The rib is a primal cut that’s ever present for both the Argentine and American diet. Today were going to drill down into this primal cut and discover why it’s such a staple for the traditional Argentine Asado here in Argentina.

ribs

The rib primal cut, as many would imagine, is exactly where you’re going to find your ribs. There are 13 pairs of ribs, however, only ribs six through 12 belong to the rib primal. In the United States, this cut includes parts of the short rib and prime rib. These cuts are favorites for many barbecues, and can be cooked in a variety of ways because of how tender this meat is. One of the most popular in the United States is using dry heat, creating that smokey, barbecue tastes. Along with this, cuts include back ribs, standing rib roast, ribeye steak and ribeye primal. The cuts are tender, and have additional added flavor of being cooked with the bone.

Down here in Argentina, the rib is worshiped as one of the most important primal cuts in the animal. This is because from this primal cut comes two very important cuts for the typical Argentine Asado… the actual cut, asado, as well as tira de asado.

asado

 

Asado and tira de asado are like big brother and little brother for any Argentine barbecue extravaganza. They are big, thick and meaty cuts that are left to soak up heat from hot embers on the parrilla. Asado means rack of ribs, while tira de asado would be the short ribs for cuts in United States.

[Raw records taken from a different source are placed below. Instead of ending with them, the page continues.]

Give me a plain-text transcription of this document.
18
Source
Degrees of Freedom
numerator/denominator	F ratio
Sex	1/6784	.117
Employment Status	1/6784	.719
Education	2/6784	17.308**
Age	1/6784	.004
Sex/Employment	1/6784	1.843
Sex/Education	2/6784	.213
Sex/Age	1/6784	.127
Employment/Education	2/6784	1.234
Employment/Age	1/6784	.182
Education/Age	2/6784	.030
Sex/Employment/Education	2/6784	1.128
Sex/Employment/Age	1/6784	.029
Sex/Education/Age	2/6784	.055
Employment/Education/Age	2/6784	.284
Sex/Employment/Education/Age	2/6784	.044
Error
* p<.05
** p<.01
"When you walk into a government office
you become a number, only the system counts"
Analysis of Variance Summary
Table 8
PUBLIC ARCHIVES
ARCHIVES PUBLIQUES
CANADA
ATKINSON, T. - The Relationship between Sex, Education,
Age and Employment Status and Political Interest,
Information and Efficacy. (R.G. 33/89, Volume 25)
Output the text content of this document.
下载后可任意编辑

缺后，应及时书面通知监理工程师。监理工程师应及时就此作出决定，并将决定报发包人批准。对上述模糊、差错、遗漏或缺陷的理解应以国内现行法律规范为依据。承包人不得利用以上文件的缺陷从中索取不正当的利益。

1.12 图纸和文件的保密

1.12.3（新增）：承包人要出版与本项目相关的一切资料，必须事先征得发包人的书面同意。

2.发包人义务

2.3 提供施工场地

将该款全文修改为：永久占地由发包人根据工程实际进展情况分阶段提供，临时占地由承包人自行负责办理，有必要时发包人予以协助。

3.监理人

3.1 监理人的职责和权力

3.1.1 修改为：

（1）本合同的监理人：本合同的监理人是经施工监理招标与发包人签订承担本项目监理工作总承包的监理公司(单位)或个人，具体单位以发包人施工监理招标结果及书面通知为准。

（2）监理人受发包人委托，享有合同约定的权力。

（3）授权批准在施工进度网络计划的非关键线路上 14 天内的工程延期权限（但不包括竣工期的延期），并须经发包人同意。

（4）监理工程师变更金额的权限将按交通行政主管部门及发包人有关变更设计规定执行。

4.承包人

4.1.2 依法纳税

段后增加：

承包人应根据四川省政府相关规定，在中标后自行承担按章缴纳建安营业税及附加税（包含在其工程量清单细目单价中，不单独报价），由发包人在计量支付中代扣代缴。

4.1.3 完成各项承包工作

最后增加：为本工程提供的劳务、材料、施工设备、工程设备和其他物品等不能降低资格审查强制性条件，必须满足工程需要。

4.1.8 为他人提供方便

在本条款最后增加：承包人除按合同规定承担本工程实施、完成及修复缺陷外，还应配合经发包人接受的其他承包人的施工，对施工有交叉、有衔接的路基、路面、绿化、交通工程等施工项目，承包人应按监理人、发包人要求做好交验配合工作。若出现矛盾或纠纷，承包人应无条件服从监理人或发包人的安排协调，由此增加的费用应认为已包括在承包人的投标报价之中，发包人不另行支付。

Just like in the United States, the presentation for these ribs here in Argentina is sacred for any Argentine barbecue. Asado and tira de asado can be purchased as cuts at grocery stores and butchers. They are layed on the parrilla like a carpet and left to cook. On any Argentine grill, this cut is immediately recognizable.

grill

 

Tira de asado and asado are cooked in this way for multiple reasons. By not cutting the ribs individually, the cut maintains juiciness and moisture and cooks together as an entire rack of ribs. As the embers heat this carpet of meat, the bones and bone marrow give the cut that extra taste and flavor.

asado de tira

When making your guest list for your asado party, the cuts tira de asado and asado must be on the VIP list. These cuts of meat are imperative parts of the Argentine culture, not to mention that they are extra tasty!